Among all the serious diseases and deaths it causes, the SARS-CoV-2 virus and its accompanying COVID-19 disease also keep the FSFE and the whole Free Software community in suspense. For our community and other charitable organisations we would share our experiences and lessons learnt from the Corona crisis.
Thanks for sharing! Yes, video conferencing for more than 4 is a hassle, because Nextcloud talk only supports a proprietary signalling server (“high performance backend”) which costs a fortune (starts at 4000 € for 50 users/year) The underlying problem seems to be that peer-to-peer video streaming doesn’t scale well. If you go above 4 participants, it just eats too much bandwidth. A signalling server, as I understand it, channels only the stream of the active speaker and therefore drastically reduces bandwidth consumption.
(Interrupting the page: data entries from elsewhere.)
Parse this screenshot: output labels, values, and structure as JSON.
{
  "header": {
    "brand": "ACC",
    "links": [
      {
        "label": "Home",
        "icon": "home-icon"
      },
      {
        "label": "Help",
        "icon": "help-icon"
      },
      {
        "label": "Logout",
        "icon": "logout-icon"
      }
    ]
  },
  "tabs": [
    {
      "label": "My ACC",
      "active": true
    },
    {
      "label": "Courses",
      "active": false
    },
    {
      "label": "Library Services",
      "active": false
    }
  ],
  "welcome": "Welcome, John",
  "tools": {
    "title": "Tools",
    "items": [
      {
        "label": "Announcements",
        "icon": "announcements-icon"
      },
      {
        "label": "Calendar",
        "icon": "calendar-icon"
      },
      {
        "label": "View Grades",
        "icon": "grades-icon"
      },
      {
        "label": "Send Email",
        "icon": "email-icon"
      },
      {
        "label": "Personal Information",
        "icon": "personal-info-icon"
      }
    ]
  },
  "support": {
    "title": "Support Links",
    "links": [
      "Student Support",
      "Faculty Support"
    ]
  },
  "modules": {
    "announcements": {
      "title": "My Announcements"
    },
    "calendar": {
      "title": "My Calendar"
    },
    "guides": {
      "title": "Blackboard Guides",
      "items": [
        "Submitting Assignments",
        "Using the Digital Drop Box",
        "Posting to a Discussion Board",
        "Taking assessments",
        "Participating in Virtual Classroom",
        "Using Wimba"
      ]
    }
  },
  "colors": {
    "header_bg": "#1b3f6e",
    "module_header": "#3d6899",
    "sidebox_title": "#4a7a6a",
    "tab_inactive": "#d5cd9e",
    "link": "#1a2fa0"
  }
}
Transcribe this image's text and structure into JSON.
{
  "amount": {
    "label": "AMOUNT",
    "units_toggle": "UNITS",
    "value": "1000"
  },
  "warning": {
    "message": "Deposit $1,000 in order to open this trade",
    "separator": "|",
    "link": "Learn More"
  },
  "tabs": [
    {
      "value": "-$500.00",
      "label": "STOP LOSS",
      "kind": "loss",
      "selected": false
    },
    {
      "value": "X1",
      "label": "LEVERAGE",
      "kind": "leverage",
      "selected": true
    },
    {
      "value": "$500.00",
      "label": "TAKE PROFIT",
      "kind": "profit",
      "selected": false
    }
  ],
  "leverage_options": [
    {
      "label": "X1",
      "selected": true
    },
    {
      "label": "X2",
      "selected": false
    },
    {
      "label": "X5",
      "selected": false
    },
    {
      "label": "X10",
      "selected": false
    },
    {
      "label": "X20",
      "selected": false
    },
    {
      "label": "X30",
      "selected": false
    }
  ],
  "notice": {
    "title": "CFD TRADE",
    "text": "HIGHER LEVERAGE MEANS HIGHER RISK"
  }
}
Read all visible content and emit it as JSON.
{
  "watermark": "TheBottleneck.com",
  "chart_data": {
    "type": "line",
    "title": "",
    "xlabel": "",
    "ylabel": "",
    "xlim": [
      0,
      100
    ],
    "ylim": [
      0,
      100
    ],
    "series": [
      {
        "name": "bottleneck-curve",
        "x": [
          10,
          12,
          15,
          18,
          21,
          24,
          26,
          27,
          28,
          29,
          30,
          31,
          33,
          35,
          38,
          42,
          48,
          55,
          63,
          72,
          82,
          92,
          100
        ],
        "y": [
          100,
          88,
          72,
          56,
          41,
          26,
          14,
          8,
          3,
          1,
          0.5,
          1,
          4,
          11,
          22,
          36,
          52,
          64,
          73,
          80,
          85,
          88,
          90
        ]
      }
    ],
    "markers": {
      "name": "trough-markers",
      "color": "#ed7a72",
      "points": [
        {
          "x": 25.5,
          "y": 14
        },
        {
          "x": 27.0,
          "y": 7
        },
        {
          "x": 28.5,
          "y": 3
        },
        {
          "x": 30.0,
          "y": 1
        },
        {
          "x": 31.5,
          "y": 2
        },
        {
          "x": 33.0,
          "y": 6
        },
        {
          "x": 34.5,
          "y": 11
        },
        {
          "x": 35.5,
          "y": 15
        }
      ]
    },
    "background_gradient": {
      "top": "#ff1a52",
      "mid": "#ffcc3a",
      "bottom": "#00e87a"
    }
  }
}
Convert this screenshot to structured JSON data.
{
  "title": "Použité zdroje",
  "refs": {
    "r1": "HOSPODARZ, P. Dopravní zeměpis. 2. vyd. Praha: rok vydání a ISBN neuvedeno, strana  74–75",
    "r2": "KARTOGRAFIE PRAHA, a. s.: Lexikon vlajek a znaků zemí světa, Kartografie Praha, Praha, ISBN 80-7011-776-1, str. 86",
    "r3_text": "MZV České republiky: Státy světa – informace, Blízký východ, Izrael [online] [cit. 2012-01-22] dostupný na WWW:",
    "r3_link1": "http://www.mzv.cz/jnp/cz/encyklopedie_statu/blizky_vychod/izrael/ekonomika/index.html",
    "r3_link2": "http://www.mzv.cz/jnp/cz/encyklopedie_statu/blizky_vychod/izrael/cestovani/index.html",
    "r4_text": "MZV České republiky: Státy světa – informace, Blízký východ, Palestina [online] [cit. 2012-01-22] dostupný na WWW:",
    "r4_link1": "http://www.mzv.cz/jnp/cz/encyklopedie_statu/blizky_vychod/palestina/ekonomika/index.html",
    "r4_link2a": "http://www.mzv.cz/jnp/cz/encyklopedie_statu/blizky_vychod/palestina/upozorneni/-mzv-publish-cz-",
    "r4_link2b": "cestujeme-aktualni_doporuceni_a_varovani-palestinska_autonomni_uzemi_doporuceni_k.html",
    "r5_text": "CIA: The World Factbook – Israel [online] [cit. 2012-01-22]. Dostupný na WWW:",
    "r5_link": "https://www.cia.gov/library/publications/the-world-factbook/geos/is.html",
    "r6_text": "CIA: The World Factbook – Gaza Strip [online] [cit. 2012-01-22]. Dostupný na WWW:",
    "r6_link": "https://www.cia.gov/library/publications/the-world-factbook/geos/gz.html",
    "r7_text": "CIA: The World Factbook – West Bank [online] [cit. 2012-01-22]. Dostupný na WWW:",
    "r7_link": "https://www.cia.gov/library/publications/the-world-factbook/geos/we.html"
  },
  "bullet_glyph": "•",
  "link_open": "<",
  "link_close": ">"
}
I wonder whether Apache Open Meetings or BigBlueButton are suitable for webinars/web conferences with video, but I haven’t gotten to installing it yet.
As far as I know, the backend is Free Software. But yes, the costs are high.
Interestingly, we’ve tested Jitsi today on a quite potent vServer (8 vcores, 32GB RAM), configured by @floriansnow. We were able to host 6 participants with highest video quality, and the server was still only at ~20% load. So depending on the correct configuration and hardware resources, Jitsi seems to be able to switch from P2P to some kind of video server.
From what I’ve been hearing/reading, the most common bottleneck ends up being bandwidth. In cases where that might be the case, a possible suggestion is to limit the HD video quality.